The doctor thought that the fatal shot must have been fired about three o’clock that morning, and, when Henry heard this, he knew that it was the breath of the angel of death as he flew by that had chilled the genial current in his veins.

Bayley’s family lived elsewhere, and his father, a stern, cold, haughty-looking man, was the only relative present at the funeral.

When Mr.

Lewis undertook to tell him, for his comfort, that there was reason to believe that George was out of his head when he took his life, Mr.

Bayley interrupted him.

“Don’t say that,” he said.

“He knew what he was doing.

I should not wish any one to think otherwise.

I am prouder of him than I had ever expected to be again.

” A choir of girls with glistening eyes sang sweet, sad songs at the funeral, songs which, while they lasted, took away the ache of bereavement, like a cool sponge pressed upon a smarting spot.

It seemed almost cruel that they must ever cease.

And, after the funeral, the young men and girls who had known George, not feeling like returning that day to their ordinary thoughts and occupations, gathered at the house of one of them and passed the hours till dusk, talking tenderly of the departed, and recalling his generous traits and gracious ways.

The funeral had taken place on the day fixed for the picnic.

The latter, in consideration of the saddened temper of the young people, was put off a fortnight.

CHAPTER III.

About half- past eight on the morning of the day set for the postponed picnic, Henry knocked at Widow Brand’s door.

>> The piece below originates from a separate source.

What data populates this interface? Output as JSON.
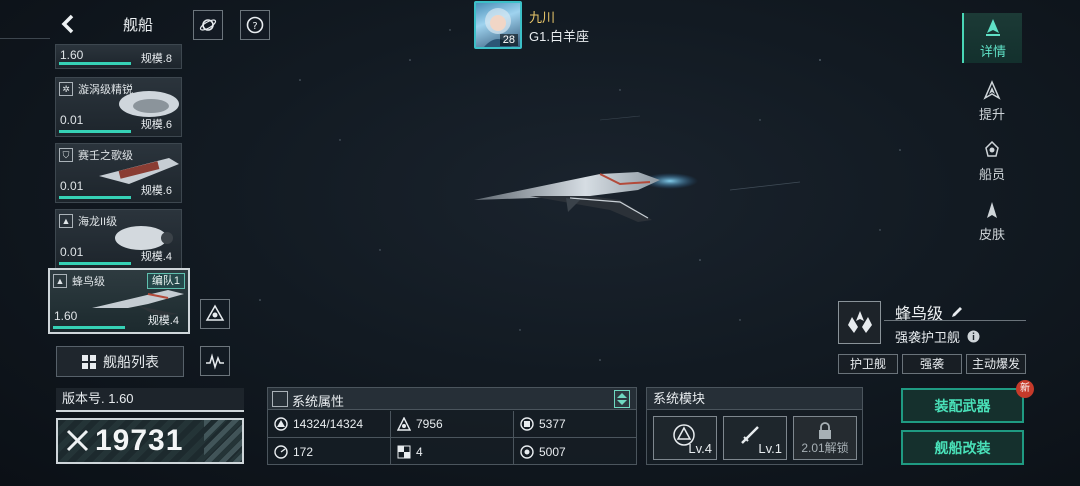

He had by no means forgotten Madeline’s consent to allow him to carry her basket, although two weeks had intervened.

She came to the door herself.

He had never seen her in anything that set off her dark eyes and olive complexion more richly than the simple picnic dress of white, trimmed with a little crimson braid about the neck and sleeves, which she wore to-day.

It was gathered up at the bottom for wandering in the woods, just enough to show the little boots.

She looked surprised at seeing him, and exclaimed- “You haven’t come to tell me that the picnic is put off again, or Laura’s sick?” “The picnic is all right, and Laura too.

I’ve come to carry your basket for you.

” “Why, you’re really very kind,” said she, as if she thought him slightly officious.

“Don’t you remember you told me I might do so?” he said, getting a little red under her cool inspection.

“When did I?” “Two weeks ago, that evening poor George spoke in meeting.

” “Oh!” she answered, smiling, “so long ago as that? What a terrible memory you have! Come in just a moment, please; I’m nearly ready.

” Whether she merely took his word for it, or whether she had remembered her promise perfectly well all the time, and only wanted to make him ask twice for the favour, lest he should feel too presumptuous, I don’t pretend to know.

Mrs.

Brand set a chair for him with much cordiality.

She was a gentle, mild-mannered little lady, such a contrast in style and character to Madeline that there was a certain amusing fitness in the latter’s habit of calling her “My baby.

” “You have a very pleasant day for your picnic, Mr.

Burr,” said she.

“Yes, we are very lucky,” replied Henry, his eyes following Madeline’s movements as she stood before the glass, putting on her hat, which had a red feather in it.

To have her thus add the last touches to her toilet in his presence was a suggestion of familiarity, of domesticity, that was very intoxicating to his imagination.

“Is your father well?” inquired Mrs.

Brand, affably.

“Very well, thank you, very well indeed,” he replied “There; now I’m ready,” said Madeline.

“Here’s the basket, Henry.

Good-bye, mother.

” They were a well-matched pair, the stalwart young man and the tall, graceful girl, and it is no wonder the girl’s mother stood in the door looking after them with a thoughtful smile.

Hemlock Hollow was a glen between wooded bluffs, about a mile up the beautiful river on which Newville was situated, and boats had been collected at the rendezvous on the river-bank to convey the picnickers thither.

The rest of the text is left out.